Railway station in Italy

Reggio di Calabria Pentimele railway station (Stazione di Reggio di Calabria Pentimele) is a railway station of the Italian city of Reggio Calabria, Calabria. Part of the Battipaglia–Reggio di Calabria railway, it serves the quartiere of Pentimele and the indoor sporting arena PalaCalafiore.

== History ==
The project of the station, realized by the company Italferr, was approved in 2009 by the Province of Reggio Calabria, together with the projects of other five stations located in the Reggio Calabria metropolitan area. Works began in 2015 and the station was finally opened on June 12, 2016.

== Layout ==
| P | Side platform, doors will open on the right | |
| Platform level | Northbound | ← toward Battipaglia (Reggio di Calabria Archi) |
| | Southbound | toward Reggio di Calabria Centrale (Reggio di Calabria Santa Caterina) → |
| | Side platform, doors will open on the right | |
| G | Street Level | Underpass, stairs and ramps |

The station has two tracks and two side platforms, which are connected each other and with the street by an underpass and a series of stairs and ramps.

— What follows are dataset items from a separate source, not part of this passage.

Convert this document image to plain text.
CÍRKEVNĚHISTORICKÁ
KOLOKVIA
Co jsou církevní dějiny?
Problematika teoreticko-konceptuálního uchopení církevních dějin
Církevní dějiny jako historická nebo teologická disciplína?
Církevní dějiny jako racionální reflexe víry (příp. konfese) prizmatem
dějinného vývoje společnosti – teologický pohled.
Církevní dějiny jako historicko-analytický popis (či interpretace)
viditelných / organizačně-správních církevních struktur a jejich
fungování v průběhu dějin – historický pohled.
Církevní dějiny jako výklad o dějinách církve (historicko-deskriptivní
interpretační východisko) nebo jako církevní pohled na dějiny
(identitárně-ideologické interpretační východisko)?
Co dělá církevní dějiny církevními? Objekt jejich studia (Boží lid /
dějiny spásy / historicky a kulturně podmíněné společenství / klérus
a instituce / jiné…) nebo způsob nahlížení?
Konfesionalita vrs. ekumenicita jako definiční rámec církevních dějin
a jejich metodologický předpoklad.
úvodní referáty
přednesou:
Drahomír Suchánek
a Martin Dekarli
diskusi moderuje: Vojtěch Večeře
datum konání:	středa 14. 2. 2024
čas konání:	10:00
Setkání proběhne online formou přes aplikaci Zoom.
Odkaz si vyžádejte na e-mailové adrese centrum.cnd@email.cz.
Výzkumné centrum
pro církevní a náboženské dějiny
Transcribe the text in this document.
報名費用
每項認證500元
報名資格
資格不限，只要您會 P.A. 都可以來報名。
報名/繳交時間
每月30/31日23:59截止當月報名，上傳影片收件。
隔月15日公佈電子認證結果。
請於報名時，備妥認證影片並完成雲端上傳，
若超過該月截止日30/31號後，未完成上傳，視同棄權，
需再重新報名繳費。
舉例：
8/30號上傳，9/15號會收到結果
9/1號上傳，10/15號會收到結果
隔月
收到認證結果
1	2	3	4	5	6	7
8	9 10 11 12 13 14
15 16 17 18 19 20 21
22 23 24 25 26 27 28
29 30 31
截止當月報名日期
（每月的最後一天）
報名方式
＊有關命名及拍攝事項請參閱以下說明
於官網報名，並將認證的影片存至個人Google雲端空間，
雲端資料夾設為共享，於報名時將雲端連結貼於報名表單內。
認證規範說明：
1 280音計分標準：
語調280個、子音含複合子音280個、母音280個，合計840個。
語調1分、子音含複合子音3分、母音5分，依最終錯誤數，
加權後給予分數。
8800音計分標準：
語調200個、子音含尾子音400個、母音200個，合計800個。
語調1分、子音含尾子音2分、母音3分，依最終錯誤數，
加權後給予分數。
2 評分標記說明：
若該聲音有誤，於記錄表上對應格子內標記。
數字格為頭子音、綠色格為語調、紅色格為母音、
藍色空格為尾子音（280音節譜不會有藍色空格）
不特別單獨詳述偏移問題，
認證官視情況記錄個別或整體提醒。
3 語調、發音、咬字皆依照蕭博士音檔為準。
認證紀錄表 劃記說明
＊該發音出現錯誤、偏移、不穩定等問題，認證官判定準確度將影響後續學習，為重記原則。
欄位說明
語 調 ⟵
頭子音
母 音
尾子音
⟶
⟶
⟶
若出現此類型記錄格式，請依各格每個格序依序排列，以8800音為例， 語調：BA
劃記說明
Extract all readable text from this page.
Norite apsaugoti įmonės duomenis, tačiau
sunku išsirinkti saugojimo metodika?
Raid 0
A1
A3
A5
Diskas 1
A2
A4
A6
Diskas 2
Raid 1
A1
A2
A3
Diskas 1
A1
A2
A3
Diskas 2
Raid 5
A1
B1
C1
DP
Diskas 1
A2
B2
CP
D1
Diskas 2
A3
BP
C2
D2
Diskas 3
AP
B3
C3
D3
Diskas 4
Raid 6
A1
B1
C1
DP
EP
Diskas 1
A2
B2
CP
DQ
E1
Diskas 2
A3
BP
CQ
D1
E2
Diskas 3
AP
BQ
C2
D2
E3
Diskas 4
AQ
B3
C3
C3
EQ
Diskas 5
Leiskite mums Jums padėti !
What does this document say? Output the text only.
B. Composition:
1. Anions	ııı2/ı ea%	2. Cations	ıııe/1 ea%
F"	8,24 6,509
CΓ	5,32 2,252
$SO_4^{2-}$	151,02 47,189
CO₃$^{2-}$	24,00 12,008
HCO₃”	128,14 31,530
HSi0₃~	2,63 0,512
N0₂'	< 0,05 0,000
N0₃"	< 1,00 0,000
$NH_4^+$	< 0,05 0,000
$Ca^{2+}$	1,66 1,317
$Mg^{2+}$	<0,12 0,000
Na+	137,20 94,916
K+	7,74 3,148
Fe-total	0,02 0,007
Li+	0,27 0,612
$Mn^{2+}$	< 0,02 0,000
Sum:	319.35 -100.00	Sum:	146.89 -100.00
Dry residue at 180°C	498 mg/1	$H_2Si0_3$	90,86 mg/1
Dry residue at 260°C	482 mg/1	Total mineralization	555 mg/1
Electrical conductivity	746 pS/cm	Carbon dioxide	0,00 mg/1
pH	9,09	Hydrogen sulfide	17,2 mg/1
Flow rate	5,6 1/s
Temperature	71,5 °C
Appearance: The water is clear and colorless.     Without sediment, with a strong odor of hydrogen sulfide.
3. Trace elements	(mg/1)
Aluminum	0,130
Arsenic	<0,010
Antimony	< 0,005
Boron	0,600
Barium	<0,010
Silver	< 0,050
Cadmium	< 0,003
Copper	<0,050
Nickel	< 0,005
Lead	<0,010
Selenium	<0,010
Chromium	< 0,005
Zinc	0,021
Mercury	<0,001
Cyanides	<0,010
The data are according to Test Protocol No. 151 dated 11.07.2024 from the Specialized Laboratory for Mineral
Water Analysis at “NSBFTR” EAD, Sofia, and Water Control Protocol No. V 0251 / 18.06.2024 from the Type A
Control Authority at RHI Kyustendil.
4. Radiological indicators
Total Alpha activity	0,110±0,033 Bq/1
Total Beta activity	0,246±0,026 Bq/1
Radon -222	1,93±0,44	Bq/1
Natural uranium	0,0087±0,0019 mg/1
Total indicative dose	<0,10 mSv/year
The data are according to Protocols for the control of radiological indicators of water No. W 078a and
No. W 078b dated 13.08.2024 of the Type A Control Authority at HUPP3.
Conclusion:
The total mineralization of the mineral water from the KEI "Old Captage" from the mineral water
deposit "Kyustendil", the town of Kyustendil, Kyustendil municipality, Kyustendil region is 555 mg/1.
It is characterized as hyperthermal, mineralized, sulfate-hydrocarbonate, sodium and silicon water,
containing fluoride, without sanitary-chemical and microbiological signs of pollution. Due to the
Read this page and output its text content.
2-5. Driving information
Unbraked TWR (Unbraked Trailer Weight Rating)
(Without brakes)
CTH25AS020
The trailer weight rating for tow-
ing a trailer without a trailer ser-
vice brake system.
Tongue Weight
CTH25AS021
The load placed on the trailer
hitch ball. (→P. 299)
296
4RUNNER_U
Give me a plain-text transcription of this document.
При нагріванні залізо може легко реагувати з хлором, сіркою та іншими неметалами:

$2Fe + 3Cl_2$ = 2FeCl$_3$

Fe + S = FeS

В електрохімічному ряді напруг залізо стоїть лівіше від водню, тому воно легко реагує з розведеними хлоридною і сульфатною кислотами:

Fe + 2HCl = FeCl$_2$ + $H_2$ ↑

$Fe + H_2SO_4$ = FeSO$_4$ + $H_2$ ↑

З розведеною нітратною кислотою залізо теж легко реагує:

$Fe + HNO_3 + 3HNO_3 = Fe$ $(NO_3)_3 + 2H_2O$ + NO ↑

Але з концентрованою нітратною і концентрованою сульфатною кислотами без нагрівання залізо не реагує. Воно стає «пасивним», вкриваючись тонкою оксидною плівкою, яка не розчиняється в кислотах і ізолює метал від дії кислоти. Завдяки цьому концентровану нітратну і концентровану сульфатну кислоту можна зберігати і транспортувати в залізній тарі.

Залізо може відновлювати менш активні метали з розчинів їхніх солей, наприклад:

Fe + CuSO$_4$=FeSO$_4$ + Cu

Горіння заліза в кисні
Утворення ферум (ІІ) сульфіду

Also, the two platforms are covered with steel shelters and 16 speakers and 2 displays provide information to passengers.

== Services and connections ==
The station is served by regional and suburban trains operated by Trenitalia, connecting the station with the other stations of the city and of its suburbs. During weekdays the station in served by 21 trains, during weekend by 8 trains. The urban buses operated by ATAM stop outside the station.